| Outcome | Probability | Yes Bid | Yes Ask | 24h Change | Volume | |
|---|---|---|---|---|---|---|
| UNC Wilmington | 74% | 69¢ | 75¢ | — | $99 | Trade → |
| Campbell | 0% | 24¢ | 32¢ | — | $0 | Trade → |
This market tracks the outcome of the Campbell at UNC Wilmington matchup and lets traders express expectations about which team will win. It matters to fans and traders who want to price game-related information and react to news about the teams.
Campbell and UNC Wilmington are NCAA Division I programs from the same region whose meetings can occur as non‑conference matchups or as part of in‑season tournaments; either way, these games are useful barometers of roster development and coaching effectiveness. Matchups between mid‑major programs often hinge on contrasting styles, experience levels, and depth rather than star power alone. Preseason movement, transfers, and midseason injuries commonly reshape expectations for both teams.
Market odds represent the collective expectation of traders and will move as new information (injuries, starting lineups, weather, etc.) becomes available; they are an evolving signal rather than a fixed prediction.

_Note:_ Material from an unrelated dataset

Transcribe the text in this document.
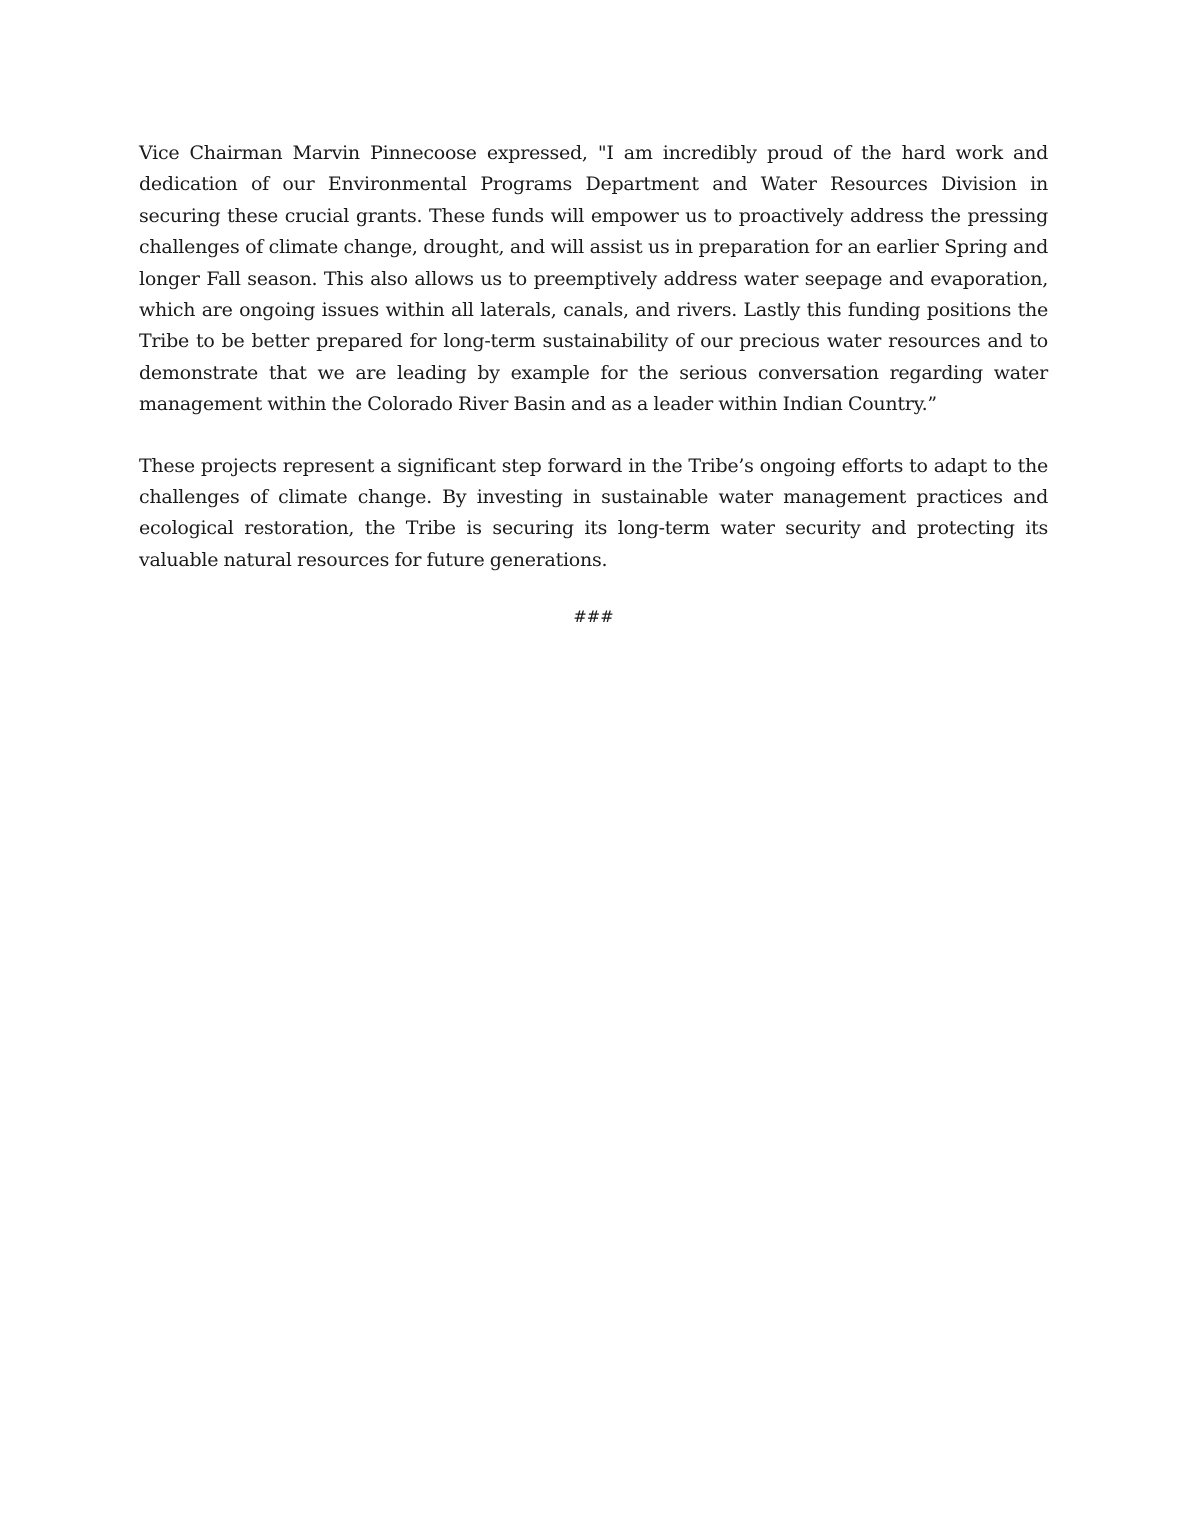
Vice Chairman Marvin Pinnecoose expressed, "I am incredibly proud of the hard work and dedication of our Environmental Programs Department and Water Resources Division in securing these crucial grants. These funds will empower us to proactively address the pressing challenges of climate change, drought, and will assist us in preparation for an earlier Spring and longer Fall season. This also allows us to preemptively address water seepage and evaporation, which are ongoing issues within all laterals, canals, and rivers. Lastly this funding positions the Tribe to be better prepared for long-term sustainability of our precious water resources and to demonstrate that we are leading by example for the serious conversation regarding water management within the Colorado River Basin and as a leader within Indian Country.”

These projects represent a significant step forward in the Tribe’s ongoing efforts to adapt to the challenges of climate change. By investing in sustainable water management practices and ecological restoration, the Tribe is securing its long-term water security and protecting its valuable natural resources for future generations.

###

Trading volume provides context about how many participants are engaging with the market but does not guarantee the result.
The official close time is set on the market page and may be updated as the game time is finalized; markets commonly close shortly before the listed start but you should check the market for the authoritative close time.

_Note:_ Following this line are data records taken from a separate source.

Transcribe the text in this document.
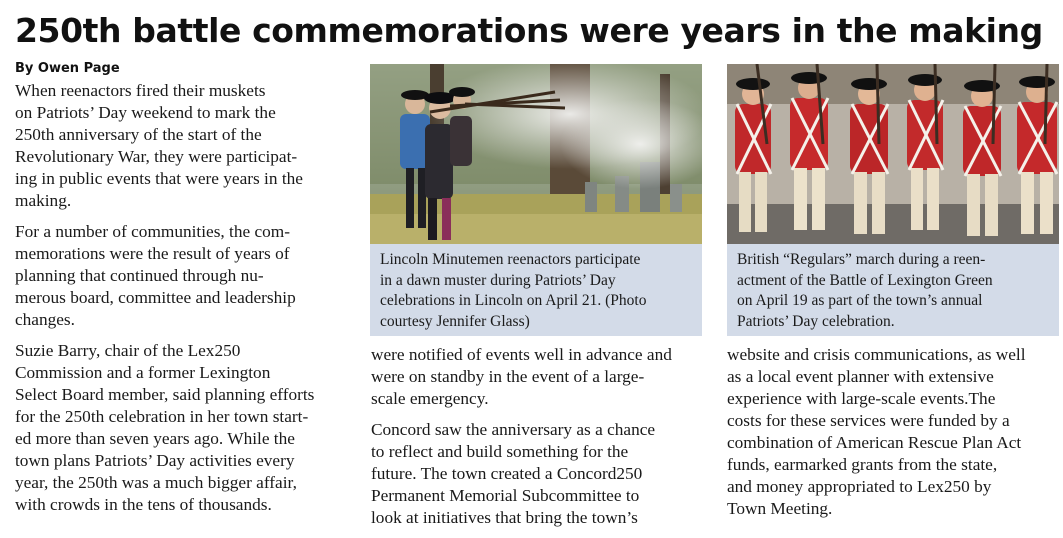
250th battle commemorations were years in the making
By Owen Page

When reenactors fired their muskets
on Patriots’ Day weekend to mark the
250th anniversary of the start of the
Revolutionary War, they were participat-
ing in public events that were years in the
making.

For a number of communities, the com-
memorations were the result of years of
planning that continued through nu-
merous board, committee and leadership
changes.

Suzie Barry, chair of the Lex250
Commission and a former Lexington
Select Board member, said planning efforts
for the 250th celebration in her town start-
ed more than seven years ago. While the
town plans Patriots’ Day activities every
year, the 250th was a much bigger affair,
with crowds in the tens of thousands.

Lincoln Minutemen reenactors participate
in a dawn muster during Patriots’ Day
celebrations in Lincoln on April 21. (Photo
courtesy Jennifer Glass)

were notified of events well in advance and
were on standby in the event of a large-
scale emergency.

Concord saw the anniversary as a chance
to reflect and build something for the
future. The town created a Concord250
Permanent Memorial Subcommittee to
look at initiatives that bring the town’s

British “Regulars” march during a reen-
actment of the Battle of Lexington Green
on April 19 as part of the town’s annual
Patriots’ Day celebration.

website and crisis communications, as well
as a local event planner with extensive
experience with large-scale events.The
costs for these services were funded by a
combination of American Rescue Plan Act
funds, earmarked grants from the state,
and money appropriated to Lex250 by
Town Meeting.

This market offers two mutually exclusive outcomes corresponding to which team wins the game (typically labeled for Campbell and UNC Wilmington); consult the market wording for the exact outcome labels.
Monitor official team reports, local beat coverage, and pregame injury announcements—markets often react quickly to that information, so adjust positions or orders once credible updates arrive.

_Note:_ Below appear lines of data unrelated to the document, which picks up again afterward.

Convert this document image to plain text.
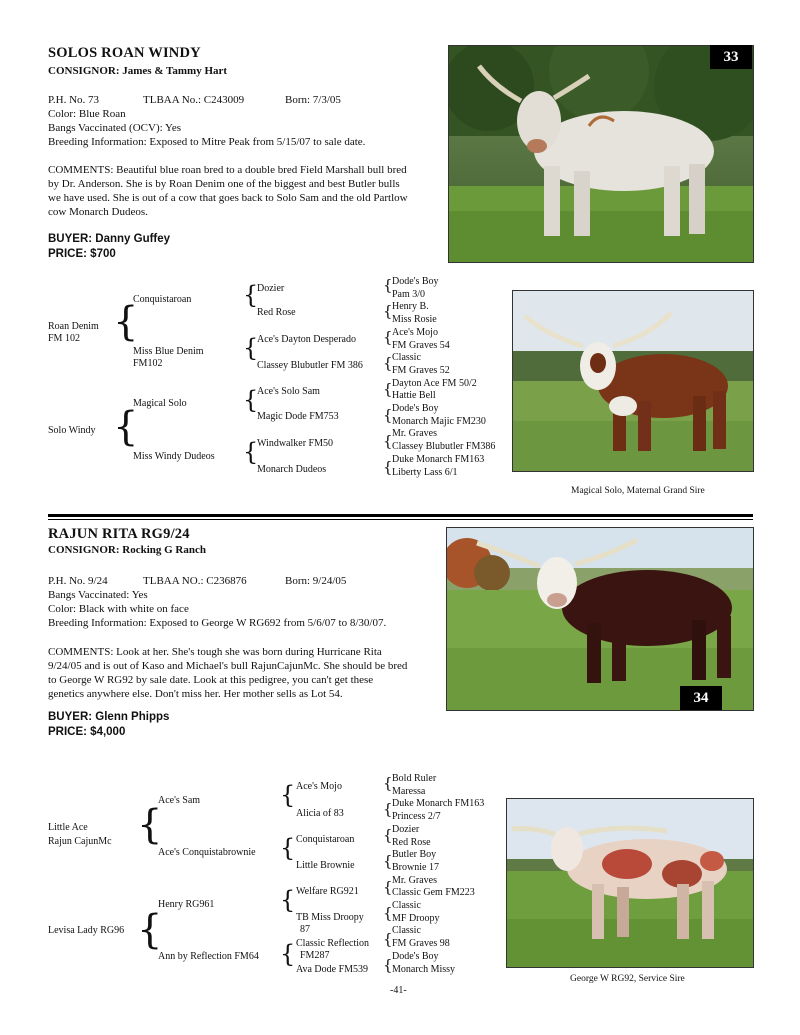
SOLOS ROAN WINDY
CONSIGNOR: James & Tammy Hart
P.H. No. 73	TLBAA No.: C243009	Born: 7/3/05
Color: Blue Roan
Bangs Vaccinated (OCV): Yes
Breeding Information: Exposed to Mitre Peak from 5/15/07 to sale date.
COMMENTS: Beautiful blue roan bred to a double bred Field Marshall bull bred
by Dr. Anderson. She is by Roan Denim one of the biggest and best Butler bulls
we have used. She is out of a cow that goes back to Solo Sam and the old Partlow
cow Monarch Dudeos.
BUYER: Danny Guffey
PRICE: $700
33
Roan Denim
FM 102
Solo Windy
{
{
Conquistaroan
Miss Blue Denim
FM102
Magical Solo
Miss Windy Dudeos
{
{
{
{
Dozier
Red Rose
Ace's Dayton Desperado
Classey Blubutler FM 386
Ace's Solo Sam
Magic Dode FM753
Windwalker FM50
Monarch Dudeos
{
{
{
{
{
{
{
{
Dode's Boy
Pam 3/0
Henry B.
Miss Rosie
Ace's Mojo
FM Graves 54
Classic
FM Graves 52
Dayton Ace FM 50/2
Hattie Bell
Dode's Boy
Monarch Majic FM230
Mr. Graves
Classey Blubutler FM386
Duke Monarch FM163
Liberty Lass 6/1
Magical Solo, Maternal Grand Sire
RAJUN RITA RG9/24
CONSIGNOR: Rocking G Ranch
P.H. No. 9/24	TLBAA NO.: C236876	Born: 9/24/05
Bangs Vaccinated: Yes
Color: Black with white on face
Breeding Information: Exposed to George W RG692 from 5/6/07 to 8/30/07.
COMMENTS: Look at her. She's tough she was born during Hurricane Rita
9/24/05 and is out of Kaso and Michael's bull RajunCajunMc. She should be bred
to George W RG92 by sale date. Look at this pedigree, you can't get these
genetics anywhere else. Don't miss her. Her mother sells as Lot 54.
BUYER: Glenn Phipps
PRICE: $4,000
34
Little Ace
Rajun CajunMc
Levisa Lady RG96
{
{
Ace's Sam
Ace's Conquistabrownie
Henry RG961
Ann by Reflection FM64
{
{
{
{
Ace's Mojo
Alicia of 83
Conquistaroan
Little Brownie
Welfare RG921
TB Miss Droopy
87
Classic Reflection
FM287
Ava Dode FM539
{
{
{
{
{
{
{
{
Bold Ruler
Maressa
Duke Monarch FM163
Princess 2/7
Dozier
Red Rose
Butler Boy
Brownie 17
Mr. Graves
Classic Gem FM223
Classic
MF Droopy
Classic
FM Graves 98
Dode's Boy
Monarch Missy
George W RG92, Service Sire
-41-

Head‑to‑head history provides context about matchup tendencies but markets usually weigh current‑season form, roster composition, and immediate news more heavily than long‑past results.
Home advantage factors—travel, crowd support, and court familiarity—are incorporated by traders and can shift expectations, especially in tightly matched games; the magnitude of that effect depends on timing, travel logistics, and historical home performance.